Sindicato exige reunião urgente com o PGR após rejeição de proposta sobre mobilidade
O Sindicato dos Magistrados do Ministério Público (SMPP) vai solicitar uma reunião urgente com o procurador-geral da República (PGR), Amadeu Guerra. O anúncio foi feito esta manhã, 10 de abril, em comunicado. O motivo do encontro é a rejeição, com o voto do PGR, da medida de alteração das regras de movimentação dos magistrados.
"O propósito desta reunião é obter um esclarecimento que os magistrados do Ministério Público merecem e a instituição exige: com que regras pretende o CSMP realizar o próximo movimento de 2026?", lê-se na nota.

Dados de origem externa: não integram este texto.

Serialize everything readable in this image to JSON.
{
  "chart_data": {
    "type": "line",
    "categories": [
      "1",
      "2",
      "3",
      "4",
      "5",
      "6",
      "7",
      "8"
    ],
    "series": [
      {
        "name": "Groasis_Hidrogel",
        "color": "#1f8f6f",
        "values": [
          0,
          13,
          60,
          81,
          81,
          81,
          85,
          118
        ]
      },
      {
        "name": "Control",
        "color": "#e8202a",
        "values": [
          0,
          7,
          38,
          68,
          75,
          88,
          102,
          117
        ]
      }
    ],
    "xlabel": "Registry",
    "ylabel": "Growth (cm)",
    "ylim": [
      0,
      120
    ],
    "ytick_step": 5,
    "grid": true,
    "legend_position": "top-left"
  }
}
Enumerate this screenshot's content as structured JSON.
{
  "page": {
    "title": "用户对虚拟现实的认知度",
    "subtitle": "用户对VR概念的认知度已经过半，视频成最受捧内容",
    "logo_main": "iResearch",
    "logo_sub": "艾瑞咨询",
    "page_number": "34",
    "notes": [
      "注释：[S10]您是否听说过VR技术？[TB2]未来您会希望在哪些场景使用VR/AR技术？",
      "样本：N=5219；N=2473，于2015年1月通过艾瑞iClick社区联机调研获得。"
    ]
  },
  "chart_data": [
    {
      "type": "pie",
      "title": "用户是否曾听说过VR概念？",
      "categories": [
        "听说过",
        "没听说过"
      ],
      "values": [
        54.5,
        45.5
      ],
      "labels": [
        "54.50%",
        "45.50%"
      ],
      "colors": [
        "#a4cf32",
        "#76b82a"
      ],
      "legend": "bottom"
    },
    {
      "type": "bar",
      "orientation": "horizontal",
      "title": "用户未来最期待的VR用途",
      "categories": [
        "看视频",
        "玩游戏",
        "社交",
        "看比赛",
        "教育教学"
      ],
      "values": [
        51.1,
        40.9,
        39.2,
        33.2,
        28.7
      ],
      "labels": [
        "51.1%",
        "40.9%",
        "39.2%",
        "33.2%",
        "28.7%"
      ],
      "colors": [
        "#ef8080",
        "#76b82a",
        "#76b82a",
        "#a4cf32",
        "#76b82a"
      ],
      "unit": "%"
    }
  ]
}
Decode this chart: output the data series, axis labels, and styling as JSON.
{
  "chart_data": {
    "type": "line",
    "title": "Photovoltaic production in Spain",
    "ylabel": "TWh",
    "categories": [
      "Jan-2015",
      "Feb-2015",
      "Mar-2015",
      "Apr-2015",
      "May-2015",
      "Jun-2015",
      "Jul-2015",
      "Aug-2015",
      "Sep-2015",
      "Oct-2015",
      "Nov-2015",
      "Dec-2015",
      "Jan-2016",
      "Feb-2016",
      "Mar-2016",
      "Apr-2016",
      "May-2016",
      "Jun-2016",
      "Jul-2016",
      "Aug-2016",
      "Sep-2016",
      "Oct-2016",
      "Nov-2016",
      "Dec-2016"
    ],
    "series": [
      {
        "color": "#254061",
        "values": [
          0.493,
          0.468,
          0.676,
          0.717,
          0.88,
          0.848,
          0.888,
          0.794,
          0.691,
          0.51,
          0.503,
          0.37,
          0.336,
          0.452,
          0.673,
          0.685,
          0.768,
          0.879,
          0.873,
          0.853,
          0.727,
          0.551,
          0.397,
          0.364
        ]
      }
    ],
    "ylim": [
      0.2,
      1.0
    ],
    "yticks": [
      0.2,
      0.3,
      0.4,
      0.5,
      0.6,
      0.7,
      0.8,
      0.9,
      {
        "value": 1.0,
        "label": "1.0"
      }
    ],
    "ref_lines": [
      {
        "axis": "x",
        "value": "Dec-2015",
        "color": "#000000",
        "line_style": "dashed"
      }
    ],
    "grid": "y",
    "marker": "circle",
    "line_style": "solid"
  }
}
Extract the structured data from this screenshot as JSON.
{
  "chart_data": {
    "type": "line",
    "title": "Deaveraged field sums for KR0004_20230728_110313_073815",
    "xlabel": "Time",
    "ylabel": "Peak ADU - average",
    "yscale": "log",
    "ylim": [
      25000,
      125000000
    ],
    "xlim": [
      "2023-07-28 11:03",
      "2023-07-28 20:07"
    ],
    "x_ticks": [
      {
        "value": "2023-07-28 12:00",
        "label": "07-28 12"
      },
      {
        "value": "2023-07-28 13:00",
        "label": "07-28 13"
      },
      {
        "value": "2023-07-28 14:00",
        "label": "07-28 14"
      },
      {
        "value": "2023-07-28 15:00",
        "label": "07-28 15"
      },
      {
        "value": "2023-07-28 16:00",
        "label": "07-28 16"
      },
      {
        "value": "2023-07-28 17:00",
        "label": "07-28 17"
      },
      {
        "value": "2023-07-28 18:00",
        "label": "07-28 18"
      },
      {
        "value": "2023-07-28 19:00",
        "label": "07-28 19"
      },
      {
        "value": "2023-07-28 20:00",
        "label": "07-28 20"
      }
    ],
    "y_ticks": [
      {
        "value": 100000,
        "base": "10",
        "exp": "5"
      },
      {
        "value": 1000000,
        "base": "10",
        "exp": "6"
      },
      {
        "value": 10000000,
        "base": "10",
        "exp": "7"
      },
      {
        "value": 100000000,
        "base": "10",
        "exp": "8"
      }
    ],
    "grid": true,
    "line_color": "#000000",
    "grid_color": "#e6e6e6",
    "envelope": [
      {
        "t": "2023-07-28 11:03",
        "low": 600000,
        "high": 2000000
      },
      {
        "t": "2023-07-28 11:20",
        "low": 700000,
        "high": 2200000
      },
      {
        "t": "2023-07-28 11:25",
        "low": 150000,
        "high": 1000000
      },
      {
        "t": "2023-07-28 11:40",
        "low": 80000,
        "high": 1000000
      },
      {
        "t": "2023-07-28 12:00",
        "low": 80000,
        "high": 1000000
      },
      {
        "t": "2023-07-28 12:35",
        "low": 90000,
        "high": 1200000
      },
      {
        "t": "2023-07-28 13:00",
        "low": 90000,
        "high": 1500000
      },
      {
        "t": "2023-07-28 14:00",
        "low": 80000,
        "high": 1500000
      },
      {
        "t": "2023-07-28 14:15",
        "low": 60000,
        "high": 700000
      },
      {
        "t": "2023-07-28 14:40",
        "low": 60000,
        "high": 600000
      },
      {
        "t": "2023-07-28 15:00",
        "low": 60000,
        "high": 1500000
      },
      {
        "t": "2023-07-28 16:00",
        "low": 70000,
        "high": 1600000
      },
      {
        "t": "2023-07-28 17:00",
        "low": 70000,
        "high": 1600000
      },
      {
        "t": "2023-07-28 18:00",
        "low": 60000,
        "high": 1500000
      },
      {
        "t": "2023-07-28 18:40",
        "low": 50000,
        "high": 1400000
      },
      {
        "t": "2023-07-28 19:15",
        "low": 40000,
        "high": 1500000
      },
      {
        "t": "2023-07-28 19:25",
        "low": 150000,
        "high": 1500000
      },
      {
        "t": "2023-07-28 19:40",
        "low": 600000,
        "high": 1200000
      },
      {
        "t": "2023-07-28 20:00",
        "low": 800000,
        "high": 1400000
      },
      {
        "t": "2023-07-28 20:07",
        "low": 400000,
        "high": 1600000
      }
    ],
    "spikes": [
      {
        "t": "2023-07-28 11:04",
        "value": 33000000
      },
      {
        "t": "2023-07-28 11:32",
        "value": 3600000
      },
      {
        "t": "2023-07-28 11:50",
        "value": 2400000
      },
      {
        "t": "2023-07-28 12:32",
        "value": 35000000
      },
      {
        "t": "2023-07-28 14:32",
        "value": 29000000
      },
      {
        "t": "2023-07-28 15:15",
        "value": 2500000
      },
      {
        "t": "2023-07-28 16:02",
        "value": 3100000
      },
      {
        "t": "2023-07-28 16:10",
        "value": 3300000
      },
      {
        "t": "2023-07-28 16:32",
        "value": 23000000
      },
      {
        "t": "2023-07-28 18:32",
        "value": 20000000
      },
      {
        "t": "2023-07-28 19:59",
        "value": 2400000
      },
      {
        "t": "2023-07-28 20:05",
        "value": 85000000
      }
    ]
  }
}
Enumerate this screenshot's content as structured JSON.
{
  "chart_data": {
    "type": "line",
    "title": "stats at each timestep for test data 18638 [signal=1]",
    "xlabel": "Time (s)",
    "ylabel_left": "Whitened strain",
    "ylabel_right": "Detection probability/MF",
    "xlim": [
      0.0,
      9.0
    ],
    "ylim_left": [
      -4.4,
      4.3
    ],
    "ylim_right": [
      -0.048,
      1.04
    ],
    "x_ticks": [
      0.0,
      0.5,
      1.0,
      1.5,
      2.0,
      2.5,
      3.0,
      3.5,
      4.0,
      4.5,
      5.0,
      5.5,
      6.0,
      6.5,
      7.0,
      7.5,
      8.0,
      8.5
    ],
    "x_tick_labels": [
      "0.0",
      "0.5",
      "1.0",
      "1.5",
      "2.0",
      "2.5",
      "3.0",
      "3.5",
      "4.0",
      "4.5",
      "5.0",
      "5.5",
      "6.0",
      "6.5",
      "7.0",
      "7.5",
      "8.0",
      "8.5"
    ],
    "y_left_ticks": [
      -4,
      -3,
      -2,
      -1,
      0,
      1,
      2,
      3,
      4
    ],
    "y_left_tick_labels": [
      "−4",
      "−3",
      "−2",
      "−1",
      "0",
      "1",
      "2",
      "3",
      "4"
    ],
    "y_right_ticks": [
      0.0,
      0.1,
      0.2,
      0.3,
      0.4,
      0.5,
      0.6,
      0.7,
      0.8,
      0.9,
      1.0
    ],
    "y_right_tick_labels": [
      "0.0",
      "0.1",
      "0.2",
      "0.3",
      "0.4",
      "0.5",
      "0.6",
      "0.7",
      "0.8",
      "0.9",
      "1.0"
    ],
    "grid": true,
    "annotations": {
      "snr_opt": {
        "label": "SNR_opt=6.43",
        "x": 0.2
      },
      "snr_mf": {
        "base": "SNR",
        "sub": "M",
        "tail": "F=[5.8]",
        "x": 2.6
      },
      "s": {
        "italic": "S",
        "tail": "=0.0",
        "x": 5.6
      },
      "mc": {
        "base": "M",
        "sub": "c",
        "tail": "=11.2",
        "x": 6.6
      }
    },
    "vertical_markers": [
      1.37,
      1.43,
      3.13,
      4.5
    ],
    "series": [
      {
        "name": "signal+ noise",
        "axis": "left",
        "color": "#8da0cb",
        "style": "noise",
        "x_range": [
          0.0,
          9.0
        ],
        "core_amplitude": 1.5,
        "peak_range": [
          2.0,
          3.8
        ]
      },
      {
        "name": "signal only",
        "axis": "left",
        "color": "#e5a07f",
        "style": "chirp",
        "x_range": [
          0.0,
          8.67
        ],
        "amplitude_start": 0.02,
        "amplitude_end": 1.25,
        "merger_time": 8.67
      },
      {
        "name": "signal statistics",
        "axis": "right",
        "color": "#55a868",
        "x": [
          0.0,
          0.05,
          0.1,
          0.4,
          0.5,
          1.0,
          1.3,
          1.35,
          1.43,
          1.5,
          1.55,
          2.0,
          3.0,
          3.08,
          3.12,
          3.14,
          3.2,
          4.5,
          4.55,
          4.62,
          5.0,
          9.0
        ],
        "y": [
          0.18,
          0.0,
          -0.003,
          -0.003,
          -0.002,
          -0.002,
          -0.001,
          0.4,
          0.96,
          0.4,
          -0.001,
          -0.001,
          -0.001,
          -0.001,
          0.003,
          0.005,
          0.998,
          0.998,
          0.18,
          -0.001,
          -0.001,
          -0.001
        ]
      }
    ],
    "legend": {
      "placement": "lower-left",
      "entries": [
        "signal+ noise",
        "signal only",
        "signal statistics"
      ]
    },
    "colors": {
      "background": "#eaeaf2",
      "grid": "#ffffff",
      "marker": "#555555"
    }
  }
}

A votação ocorreu esta semana, na reunião do Conselho Superior do Ministério Público (CSMP). Ficou-se a saber que duas propostas consideradas importantes para os magistrados foram rejeitadas, com o voto de Amadeu Guerra.
Em causa estava uma medida que determinava que os procuradores que trabalham nas áreas de família e menores ou de trabalho não pudessem acumular outras áreas. A outra determinava que apenas os procuradores com um volume de trabalho abaixo do recomendado para cada magistrado pudessem acumular processos de outras áreas.
O objetivo era reverter as regras aprovadas no ano passado, que permitiram uma maior acumulação de serviço aos magistrados. A situação levou a greves, à mobilização da classe e até à interposição de uma providência cautelar, mas sem efeito.
"Lamenta o SMMP que, em dois anos consecutivos, o Procurador-Geral da República tenha optado por votar em sentido oposto ao dos magistrados eleitos pelos seus pares, desconsiderando a posição expressa por 75% dos magistrados na carta aberta que subscreveram em 2025, e reiterada na greve de cinco dias de julho do mesmo ano", destaca o sindicato.
O SMMP, presidido por Paulo Lona, recorda que o próprio PGR concedeu uma entrevista no ano passado, na qual afirmou que a agregação das áreas de família e menores e trabalho deveria ser reformulada. "Exigir-se-ia coerência com o que antes foi afirmado", sublinha.
Para já, a greve de 24 de abril, por esta razão, mantém-se. "A greve nacional convocada para 24 de abril é a consequência natural e legítima da ausência de respostas concretas a um problema reconhecido. O SMMP está disponível para o diálogo, mas esse diálogo exige, da parte do PGR, ponderação, assim como coerência entre as palavras e o sentido da votação".